SALTI - Il lungo, oltre al salto in alto: tra gli atleti-copertina dell’Arena Civica c’è sicuramente Mattia Furlani (Studentesca Milardi Rieti), il diciassettenne saltatore da 2,17 nell’alto e 7,47 nel lungo. Come nelle indoor, anche all’aperto il reatino figlio-e-fratello-d’arte va alla ricerca del “doble” in pedana, con l’auspicio di incassare ulteriori garanzie tecniche in vista della rassegna continentale di Gerusalemme. Gabriele Avagnina (Foce Sanremo) e Filippo Rodeghiero (Assindustria Sport) gli altri +2 metri in gara, mentre nel lungo Furlani trova il campione in carica Francesco Inzoli (Cus Pro Patria Milano) e Federico Dicati (Fiamme Oro).

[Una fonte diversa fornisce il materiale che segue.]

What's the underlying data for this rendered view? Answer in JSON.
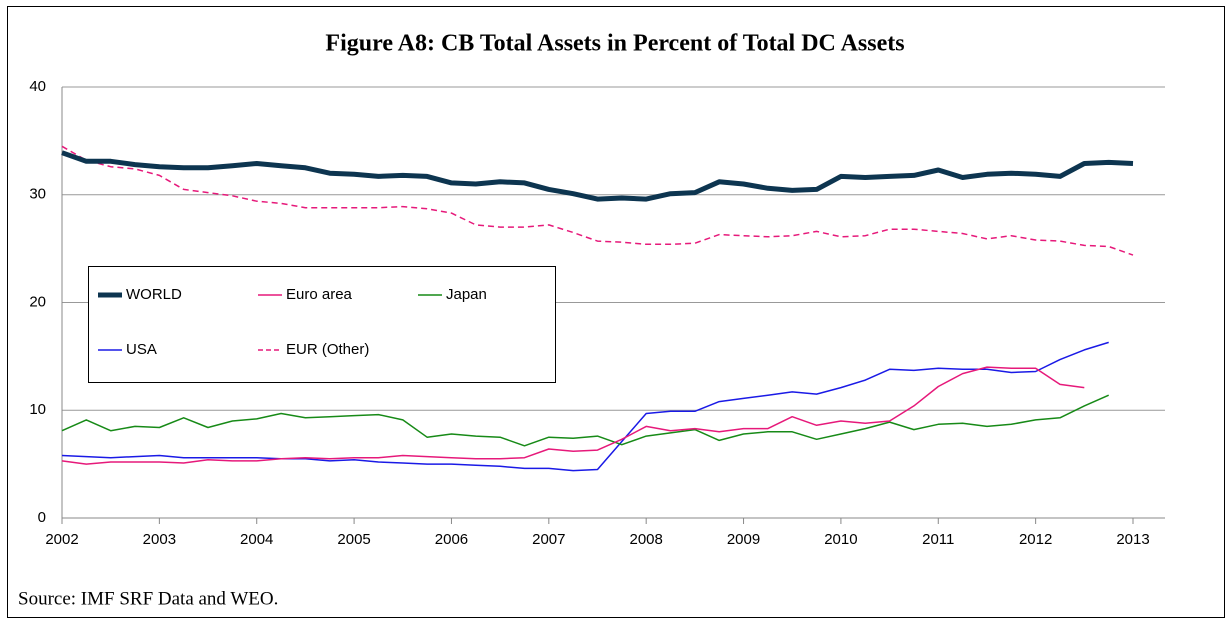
{
  "chart_data": {
    "type": "line",
    "title": "Figure A8: CB Total Assets in Percent of Total DC Assets",
    "source": "Source: IMF SRF Data and WEO.",
    "x": [
      2002,
      2002.25,
      2002.5,
      2002.75,
      2003,
      2003.25,
      2003.5,
      2003.75,
      2004,
      2004.25,
      2004.5,
      2004.75,
      2005,
      2005.25,
      2005.5,
      2005.75,
      2006,
      2006.25,
      2006.5,
      2006.75,
      2007,
      2007.25,
      2007.5,
      2007.75,
      2008,
      2008.25,
      2008.5,
      2008.75,
      2009,
      2009.25,
      2009.5,
      2009.75,
      2010,
      2010.25,
      2010.5,
      2010.75,
      2011,
      2011.25,
      2011.5,
      2011.75,
      2012,
      2012.25,
      2012.5,
      2012.75,
      2013
    ],
    "xlim": [
      2002,
      2013
    ],
    "xticks": [
      2002,
      2003,
      2004,
      2005,
      2006,
      2007,
      2008,
      2009,
      2010,
      2011,
      2012,
      2013
    ],
    "ylim": [
      0,
      40
    ],
    "yticks": [
      0,
      10,
      20,
      30,
      40
    ],
    "grid": true,
    "series": [
      {
        "name": "WORLD",
        "color": "#0d3550",
        "width": 5,
        "dash": false,
        "values": [
          33.9,
          33.1,
          33.1,
          32.8,
          32.6,
          32.5,
          32.5,
          32.7,
          32.9,
          32.7,
          32.5,
          32.0,
          31.9,
          31.7,
          31.8,
          31.7,
          31.1,
          31.0,
          31.2,
          31.1,
          30.5,
          30.1,
          29.6,
          29.7,
          29.6,
          30.1,
          30.2,
          31.2,
          31.0,
          30.6,
          30.4,
          30.5,
          31.7,
          31.6,
          31.7,
          31.8,
          32.3,
          31.6,
          31.9,
          32.0,
          31.9,
          31.7,
          32.9,
          33.0,
          32.9
        ]
      },
      {
        "name": "Euro area",
        "color": "#e6197a",
        "width": 1.5,
        "dash": false,
        "values": [
          5.3,
          5.0,
          5.2,
          5.2,
          5.2,
          5.1,
          5.4,
          5.3,
          5.3,
          5.5,
          5.6,
          5.5,
          5.6,
          5.6,
          5.8,
          5.7,
          5.6,
          5.5,
          5.5,
          5.6,
          6.4,
          6.2,
          6.3,
          7.3,
          8.5,
          8.1,
          8.3,
          8.0,
          8.3,
          8.3,
          9.4,
          8.6,
          9.0,
          8.8,
          9.0,
          10.4,
          12.2,
          13.4,
          14.0,
          13.9,
          13.9,
          12.4,
          12.1,
          null,
          null
        ]
      },
      {
        "name": "Japan",
        "color": "#178a17",
        "width": 1.5,
        "dash": false,
        "values": [
          8.1,
          9.1,
          8.1,
          8.5,
          8.4,
          9.3,
          8.4,
          9.0,
          9.2,
          9.7,
          9.3,
          9.4,
          9.5,
          9.6,
          9.1,
          7.5,
          7.8,
          7.6,
          7.5,
          6.7,
          7.5,
          7.4,
          7.6,
          6.8,
          7.6,
          7.9,
          8.2,
          7.2,
          7.8,
          8.0,
          8.0,
          7.3,
          7.8,
          8.3,
          8.9,
          8.2,
          8.7,
          8.8,
          8.5,
          8.7,
          9.1,
          9.3,
          10.4,
          11.4,
          null
        ]
      },
      {
        "name": "USA",
        "color": "#1a1ae6",
        "width": 1.5,
        "dash": false,
        "values": [
          5.8,
          5.7,
          5.6,
          5.7,
          5.8,
          5.6,
          5.6,
          5.6,
          5.6,
          5.5,
          5.5,
          5.3,
          5.4,
          5.2,
          5.1,
          5.0,
          5.0,
          4.9,
          4.8,
          4.6,
          4.6,
          4.4,
          4.5,
          7.1,
          9.7,
          9.9,
          9.9,
          10.8,
          11.1,
          11.4,
          11.7,
          11.5,
          12.1,
          12.8,
          13.8,
          13.7,
          13.9,
          13.8,
          13.8,
          13.5,
          13.6,
          14.7,
          15.6,
          16.3,
          null
        ]
      },
      {
        "name": "EUR (Other)",
        "color": "#e6197a",
        "width": 1.5,
        "dash": true,
        "values": [
          34.5,
          33.2,
          32.6,
          32.4,
          31.8,
          30.5,
          30.2,
          29.9,
          29.4,
          29.2,
          28.8,
          28.8,
          28.8,
          28.8,
          28.9,
          28.7,
          28.3,
          27.2,
          27.0,
          27.0,
          27.2,
          26.5,
          25.7,
          25.6,
          25.4,
          25.4,
          25.5,
          26.3,
          26.2,
          26.1,
          26.2,
          26.6,
          26.1,
          26.2,
          26.8,
          26.8,
          26.6,
          26.4,
          25.9,
          26.2,
          25.8,
          25.7,
          25.3,
          25.2,
          24.4
        ]
      }
    ]
  }
}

Triplo senza l’infortunato Aldo Rocchi ma con altri due atleti del Lazio: Niccolò Cannavale (Formia Atl.) e Leandro Andrea D’Amore (Fiamme Gialle Simoni). Asta con il tricolore indoor Andrea Demontis (Cus Cagliari) e con Mattia Beda (Corpolibero Athletics Team) già in luce da cadetto. Al femminile, l’orizzonte dei tredici metri non è così lontano per le tripliste Mifri Veso (Atl. Brugnera Friulintagli) ed Erika Saraceni (Bracco Atletica). Originaria del Congo, ma nata a Pordenone, la storia di Veso è quella di molti italiani di seconda generazione che ancora attendono di vedersi riconosciuta la cittadinanza italiana: in pedana ha risposto con un 12,97 che profuma di futuro. Saraceni è volata invece a 12,83 e la battaglia tra le due promettenti allieve si ripete anche nel lungo (Veso 6,01, Saraceni 5,98), qui con alcune possibili outsider come Arianna Rondoni (Atl. Endas Cesena) o Giulia Soragna (Atl. Gallaratese). Aurora Vicini (Cus Parma) va a caccia del terzo titolo di fila nell’alto dopo Rieti 2021 e Ancona 2022: occhio alla crescita di Camilla De Paoli (Ana Atl. Feltre). L’asta femminile è il concorso con più iscritte in assoluto (38) e c’è spazio per le ambizioni di tante: leader stagionale è Elena Pezzali (Interflumina è più Pomì, 3,61), in gara anche la tricolore indoor Matilde Spagna (Sport Atl. Fermo).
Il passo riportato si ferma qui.